Enviada em 16/11/2020
A “uberização” do trabalho é a modernização das relações de trabalho decorrente da popularização dos aplicativos de contratação de serviços. Embora represente o surgimento de novos empregos, por outro lado há também a precarização do trabalho. Esse processo advém dos interesses empresariais, que acharam uma maneira de “driblar” as leis trabalhistas do Brasil. Assim, entra em questão a “uberização” do trabalho na era tecnológica, na insegurança do trabalho, aliada a oportunidades de novos empregos, em um país com o índice de desemprego tão alto.
Primeiramente, evidencia-se que a “uberização” do trabalho gera a precarização do mesmo.
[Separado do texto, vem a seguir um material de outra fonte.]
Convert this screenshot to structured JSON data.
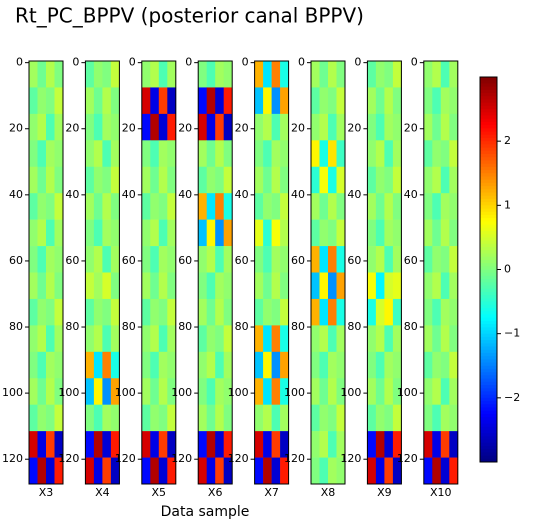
{
  "chart_data": {
    "type": "heatmap",
    "title": "Rt_PC_BPPV (posterior canal BPPV)",
    "x_label": "Data sample",
    "colormap": "jet",
    "ylim": [
      -0.5,
      127.5
    ],
    "yticks": [
      0,
      20,
      40,
      60,
      80,
      100,
      120
    ],
    "clim": [
      -3,
      3
    ],
    "cticks": [
      {
        "value": -2,
        "label": "−2"
      },
      {
        "value": -1,
        "label": "−1"
      },
      0,
      1,
      2
    ],
    "panels": [
      {
        "label": "X3",
        "values": [
          [
            0.2,
            -0.1,
            0.3,
            0
          ],
          [
            -0.2,
            0.1,
            0,
            0.4
          ],
          [
            0.1,
            0.3,
            -0.3,
            0.2
          ],
          [
            0,
            -0.3,
            0.2,
            0.1
          ],
          [
            0.2,
            -0.1,
            0.3,
            0
          ],
          [
            -0.2,
            0.1,
            0,
            0.4
          ],
          [
            0.1,
            0.3,
            -0.3,
            0.2
          ],
          [
            0,
            -0.3,
            0.2,
            0.1
          ],
          [
            0.2,
            -0.1,
            0.3,
            0
          ],
          [
            -0.2,
            0.1,
            0,
            0.4
          ],
          [
            0.1,
            0.3,
            -0.3,
            0.2
          ],
          [
            0,
            -0.3,
            0.2,
            0.1
          ],
          [
            0.2,
            -0.1,
            0.3,
            0
          ],
          [
            -0.2,
            0.1,
            0,
            0.4
          ],
          [
            2.5,
            -2.4,
            1.9,
            -2.6
          ],
          [
            -2.2,
            2.7,
            -2.5,
            2.1
          ]
        ]
      },
      {
        "label": "X4",
        "values": [
          [
            -0.2,
            0.1,
            0,
            0.4
          ],
          [
            0.2,
            -0.1,
            0.3,
            0
          ],
          [
            0,
            -0.3,
            0.2,
            0.1
          ],
          [
            0.1,
            0.3,
            -0.3,
            0.2
          ],
          [
            -0.2,
            0.1,
            0,
            0.4
          ],
          [
            0.2,
            -0.1,
            0.3,
            0
          ],
          [
            0,
            -0.3,
            0.2,
            0.1
          ],
          [
            0.1,
            0.3,
            -0.3,
            0.2
          ],
          [
            0.4,
            0.2,
            0.5,
            0
          ],
          [
            -0.2,
            0.1,
            0,
            0.4
          ],
          [
            0.1,
            0.3,
            -0.3,
            0.2
          ],
          [
            1.2,
            -0.9,
            1.5,
            -0.6
          ],
          [
            -1.1,
            0.8,
            -1.4,
            1.3
          ],
          [
            0,
            -0.3,
            0.2,
            0.1
          ],
          [
            -2.2,
            2.7,
            -2.5,
            2.1
          ],
          [
            2.5,
            -2.4,
            1.9,
            -2.6
          ]
        ]
      },
      {
        "label": "X5",
        "values": [
          [
            0.1,
            0.3,
            -0.3,
            0.2
          ],
          [
            2.5,
            -2.4,
            1.9,
            -2.6
          ],
          [
            -2.2,
            2.7,
            -2.5,
            2.1
          ],
          [
            0,
            -0.3,
            0.2,
            0.1
          ],
          [
            0.2,
            -0.1,
            0.3,
            0
          ],
          [
            -0.2,
            0.1,
            0,
            0.4
          ],
          [
            0.1,
            0.3,
            -0.3,
            0.2
          ],
          [
            0,
            -0.3,
            0.2,
            0.1
          ],
          [
            0.2,
            -0.1,
            0.3,
            0
          ],
          [
            -0.2,
            0.1,
            0,
            0.4
          ],
          [
            0.1,
            0.3,
            -0.3,
            0.2
          ],
          [
            0,
            -0.3,
            0.2,
            0.1
          ],
          [
            0.2,
            -0.1,
            0.3,
            0
          ],
          [
            -0.2,
            0.1,
            0,
            0.4
          ],
          [
            2.5,
            -2.4,
            1.9,
            -2.6
          ],
          [
            -2.2,
            2.7,
            -2.5,
            2.1
          ]
        ]
      },
      {
        "label": "X6",
        "values": [
          [
            0,
            -0.3,
            0.2,
            0.1
          ],
          [
            -2.2,
            2.7,
            -2.5,
            2.1
          ],
          [
            2.5,
            -2.4,
            1.9,
            -2.6
          ],
          [
            0.2,
            -0.1,
            0.3,
            0
          ],
          [
            -0.2,
            0.1,
            0,
            0.4
          ],
          [
            1.2,
            -0.9,
            1.5,
            -0.6
          ],
          [
            -1.1,
            0.8,
            -1.4,
            1.3
          ],
          [
            0.1,
            0.3,
            -0.3,
            0.2
          ],
          [
            0,
            -0.3,
            0.2,
            0.1
          ],
          [
            0.2,
            -0.1,
            0.3,
            0
          ],
          [
            -0.2,
            0.1,
            0,
            0.4
          ],
          [
            0.1,
            0.3,
            -0.3,
            0.2
          ],
          [
            0,
            -0.3,
            0.2,
            0.1
          ],
          [
            0.2,
            -0.1,
            0.3,
            0
          ],
          [
            -2.2,
            2.7,
            -2.5,
            2.1
          ],
          [
            2.5,
            -2.4,
            1.9,
            -2.6
          ]
        ]
      },
      {
        "label": "X7",
        "values": [
          [
            1.2,
            -0.9,
            1.5,
            -0.6
          ],
          [
            -1.1,
            0.8,
            -1.4,
            1.3
          ],
          [
            0.1,
            0.3,
            -0.3,
            0.2
          ],
          [
            0,
            -0.3,
            0.2,
            0.1
          ],
          [
            0.2,
            -0.1,
            0.3,
            0
          ],
          [
            -0.2,
            0.1,
            0,
            0.4
          ],
          [
            0.6,
            -0.5,
            0.7,
            0.3
          ],
          [
            0,
            -0.3,
            0.2,
            0.1
          ],
          [
            0.2,
            -0.1,
            0.3,
            0
          ],
          [
            -0.2,
            0.1,
            0,
            0.4
          ],
          [
            1.2,
            -0.9,
            1.5,
            -0.6
          ],
          [
            -1.1,
            0.8,
            -1.4,
            1.3
          ],
          [
            1.2,
            -0.9,
            1.5,
            -0.6
          ],
          [
            0.1,
            0.3,
            -0.3,
            0.2
          ],
          [
            2.5,
            -2.4,
            1.9,
            -2.6
          ],
          [
            -2.2,
            2.7,
            -2.5,
            2.1
          ]
        ]
      },
      {
        "label": "X8",
        "values": [
          [
            0.2,
            -0.1,
            0.3,
            0
          ],
          [
            -0.2,
            0.1,
            0,
            0.4
          ],
          [
            0.1,
            0.3,
            -0.3,
            0.2
          ],
          [
            0.8,
            -0.6,
            0.9,
            -0.4
          ],
          [
            -0.5,
            0.7,
            -0.6,
            0.5
          ],
          [
            0.2,
            -0.1,
            0.3,
            0
          ],
          [
            -0.2,
            0.1,
            0,
            0.4
          ],
          [
            1.2,
            -0.9,
            1.5,
            -0.6
          ],
          [
            -1.1,
            0.8,
            -1.4,
            1.3
          ],
          [
            1.2,
            -0.9,
            1.5,
            -0.6
          ],
          [
            0.1,
            0.3,
            -0.3,
            0.2
          ],
          [
            0,
            -0.3,
            0.2,
            0.1
          ],
          [
            0.2,
            -0.1,
            0.3,
            0
          ],
          [
            -0.2,
            0.1,
            0,
            0.4
          ],
          [
            0.1,
            0.3,
            -0.3,
            0.2
          ],
          [
            0,
            -0.3,
            0.2,
            0.1
          ]
        ]
      },
      {
        "label": "X9",
        "values": [
          [
            -0.2,
            0.1,
            0,
            0.4
          ],
          [
            0.2,
            -0.1,
            0.3,
            0
          ],
          [
            0,
            -0.3,
            0.2,
            0.1
          ],
          [
            0.1,
            0.3,
            -0.3,
            0.2
          ],
          [
            -0.2,
            0.1,
            0,
            0.4
          ],
          [
            0.2,
            -0.1,
            0.3,
            0
          ],
          [
            0,
            -0.3,
            0.2,
            0.1
          ],
          [
            0.1,
            0.3,
            -0.3,
            0.2
          ],
          [
            0.7,
            -0.8,
            0.5,
            0.6
          ],
          [
            -0.6,
            0.5,
            0.8,
            -0.4
          ],
          [
            0.1,
            0.3,
            -0.3,
            0.2
          ],
          [
            0,
            -0.3,
            0.2,
            0.1
          ],
          [
            0.2,
            -0.1,
            0.3,
            0
          ],
          [
            -0.2,
            0.1,
            0,
            0.4
          ],
          [
            -2.2,
            2.7,
            -2.5,
            2.1
          ],
          [
            2.5,
            -2.4,
            1.9,
            -2.6
          ]
        ]
      },
      {
        "label": "X10",
        "values": [
          [
            0.1,
            0.3,
            -0.3,
            0.2
          ],
          [
            0,
            -0.3,
            0.2,
            0.1
          ],
          [
            0.2,
            -0.1,
            0.3,
            0
          ],
          [
            -0.2,
            0.1,
            0,
            0.4
          ],
          [
            0.1,
            0.3,
            -0.3,
            0.2
          ],
          [
            0,
            -0.3,
            0.2,
            0.1
          ],
          [
            0.2,
            -0.1,
            0.3,
            0
          ],
          [
            -0.2,
            0.1,
            0,
            0.4
          ],
          [
            0.1,
            0.3,
            -0.3,
            0.2
          ],
          [
            0,
            -0.3,
            0.2,
            0.1
          ],
          [
            0.2,
            -0.1,
            0.3,
            0
          ],
          [
            -0.2,
            0.1,
            0,
            0.4
          ],
          [
            0.1,
            0.3,
            -0.3,
            0.2
          ],
          [
            0,
            -0.3,
            0.2,
            0.1
          ],
          [
            2.5,
            -2.4,
            1.9,
            -2.6
          ],
          [
            -2.2,
            2.7,
            -2.5,
            2.1
          ]
        ]
      }
    ]
  }
}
Tal situação ocorre, pois o trabalhador, como não trabalha para ninguém, não tem carteira assinada e, portanto, não dispõe de direitos trabalhistas. Como consequência dessa situação, surge essa nova forma desumana de trabalho, onde a pessoa trabalha sem patrão e sem horários, mas também sem seguridade. Exemplo dessa situação precária de trabalho, pode ser visto na obra cinematográfica “The True Cost”, que denuncia essas relações de trabalho as quais são submetidas as populações de países menos desenvolvidos, como meio de baratear o custo de produção.
Além disso, mesmo com a precarização do trabalho, houve um aumento na geração de empregos. Isso acontece, porque, para a maioria das pessoas que não conseguem trabalho formalmente, trabalhar em aplicativos de contratação de serviços é melhor do que ficar sem trabalho e sem modos de levar o sustento para sua família. Como consequência dessa situação, os trabalhadores têm se sujeitado a essas condições, fazendo com que elas sejam cada vez mais presentes no mundo. Arquétipo evidente dessa postura, é que o número de pessoas que trabalham em veículos nesses aplicativos, cresceu quase 30% de 2017 para 2018, segundo o IBGE.
Diante do exposto, é necessário reconhecer que os interesses empresariais são a origem da “uberização” do trabalho na era tecnológica. Para solucionar essa questão, faz-se necessário que o Ministério do Trabalho acabe com essa lógica das empresas de aplicativos, de “você não trabalha para nós, você trabalha conosco”, através da proibição da circulação de motoristas de aplicativos sem carteira assinada - nessa nova proposta, os trabalhadores disponibilizarão de todos os direitos trabalhistas, como trabalho somente 8 horas por dia, um dia de folga na semana, férias, e entre outros - a fim de acabar com a precarização do trabalho e evitando, assim, a exploração do trabalhador.